Millefiori Glass Paperweights; it’s a bit like the glass version of ‘Brighton rock’, but perhaps easiest to watch:https://www.youtube.com/watch?v=CYUqvLAeyg4&ab_channel=KSMQPublicTelevision
https://www.youtube.com/watch?v=dQw_yUsTVS0&ab_channel=PanosEgglezos
I was quite surprised
to find how recent plate glass windows are.
Yes, the really smooth, highly transparent and toughened variant arrived during our lifetime. There were large sheets before that, but of relatively poor/non-uniform quality. For details see: ‘Float: Pilkington’s Glass Revolution’ by David J. Bricknell (ISBN 978-1-905472-11-6, 2009.
Fascinated by the idea of neutron diffraction. I'm OK with wave particle duality, de Broglie
wavelength, electron diffraction etc so am fine with the principles, but how do
you separate the neutrons, how can they be accelerated to required energies,
and how are they detected once diffracted?

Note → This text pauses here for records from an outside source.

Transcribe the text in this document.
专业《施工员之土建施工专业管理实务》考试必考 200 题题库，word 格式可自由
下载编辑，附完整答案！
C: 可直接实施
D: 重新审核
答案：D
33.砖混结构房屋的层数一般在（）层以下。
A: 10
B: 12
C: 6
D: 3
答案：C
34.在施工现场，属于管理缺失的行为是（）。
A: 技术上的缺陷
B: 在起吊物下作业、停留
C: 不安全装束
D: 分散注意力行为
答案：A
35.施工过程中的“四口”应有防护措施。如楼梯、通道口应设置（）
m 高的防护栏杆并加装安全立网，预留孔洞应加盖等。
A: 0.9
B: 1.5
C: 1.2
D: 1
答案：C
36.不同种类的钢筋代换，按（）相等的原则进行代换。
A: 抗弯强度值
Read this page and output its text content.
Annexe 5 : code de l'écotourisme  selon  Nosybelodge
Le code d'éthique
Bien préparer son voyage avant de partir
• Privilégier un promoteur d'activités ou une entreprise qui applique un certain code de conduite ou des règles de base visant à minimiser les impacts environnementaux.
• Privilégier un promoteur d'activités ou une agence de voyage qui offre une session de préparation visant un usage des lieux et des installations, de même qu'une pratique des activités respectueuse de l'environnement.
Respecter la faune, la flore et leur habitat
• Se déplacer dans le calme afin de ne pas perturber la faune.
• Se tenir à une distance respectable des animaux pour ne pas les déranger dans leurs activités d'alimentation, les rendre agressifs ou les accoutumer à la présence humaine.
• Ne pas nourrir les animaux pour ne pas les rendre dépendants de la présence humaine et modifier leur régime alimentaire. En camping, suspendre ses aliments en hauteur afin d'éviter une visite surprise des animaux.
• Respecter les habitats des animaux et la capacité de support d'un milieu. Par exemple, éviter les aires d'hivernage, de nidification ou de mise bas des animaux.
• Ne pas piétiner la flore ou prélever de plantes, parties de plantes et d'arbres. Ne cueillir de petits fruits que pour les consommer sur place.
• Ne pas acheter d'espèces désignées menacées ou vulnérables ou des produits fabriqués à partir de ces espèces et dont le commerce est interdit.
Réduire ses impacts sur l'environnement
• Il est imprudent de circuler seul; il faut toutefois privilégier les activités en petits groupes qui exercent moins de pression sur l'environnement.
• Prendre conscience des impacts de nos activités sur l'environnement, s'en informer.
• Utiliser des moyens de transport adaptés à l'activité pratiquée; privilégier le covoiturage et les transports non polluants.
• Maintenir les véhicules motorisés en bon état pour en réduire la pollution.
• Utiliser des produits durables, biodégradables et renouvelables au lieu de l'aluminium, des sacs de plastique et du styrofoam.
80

You’ve done the hard part; coming to terms with the fact that sub-atomic particles can behave like waves and thus be used to perform diffraction experiments is the key step; thereafter it’s fairly conventional.
Neutrons streaming from a nuclear reactor, for instance (e.g. https://www.ill.eu/about-the-ill) emerge with a range of speeds – i.e. energies, or wavelengths – so we can use a suitable crystal as a monochromator via Bragg’s Equation: hey presto we have a monochromatic beam of neutrons heading towards our sample. Of course, we first have to define a ‘beam’, but this can be done using standard shielding material to make a collimator. Post-sample detection as a function of angle is also relatively straightforward since neutrons, though uncharged, will interact with matter; a common form of detector uses scintillation: the neutron is absorbed by an atom’s nucleus – for example, Li, doped into a glass, is highly efficient at absorbing neutrons and when it does so a gamma ray is released which may then be detected relatively straightforwardly.
One can separate the neutrons generated by an accelerator source into their energies, or wavelengths, simply by timing their flight between two fixed points (using small detectors that sample the passing beam). The detectors will not now sort what emerges from the sample as a function of angle but rather on the basis of their time of flight (e.g. where I worked for a few years in the early ‘80s https://www.isis.stfc.ac.uk/Pages/About.aspx - I’ve posted on this a few years ago on my blog: https://bobreflected.blogspot.com/2016/03/large-scale-facilities-for-small-scale.html ).
How long does it take to grow a ‘Venus Flower Basket’ skeleton?
Because euplectella aspergillum is found at such great depths the information about its active life is limited. This is an animal that protrudes from the rocky ocean bottoms, also making it a benthic (bottom dweller) animal. Details of reproduction of E. aspergillum are not known, therefore we can only assume it’s similar to the normal forms of reproduction in related sponges.
How much stronger is glass in compression than in tension?
The compressive strength of glass is extremely high: 1000 N/mm2 = 1000 MPa (for comparison, atmospheric pressure is 101 KPa – i.e. about 10,000 times smaller). This means that to shatter a 1 cm cube of glass, it requires a load of some 10 tonnes. Its resistance to tensile stress is significantly lower: 40 MPa (N/mm2) for annealed glass and 120 to 200 MPa for toughened glass (depending on thickness, edgework, holes, notches etc). (by the way, glass is a perfectly elastic material: it does not exhibit permanent deformation, until breakage. However it is fragile, and will break without warning if subjected to excessive stress.)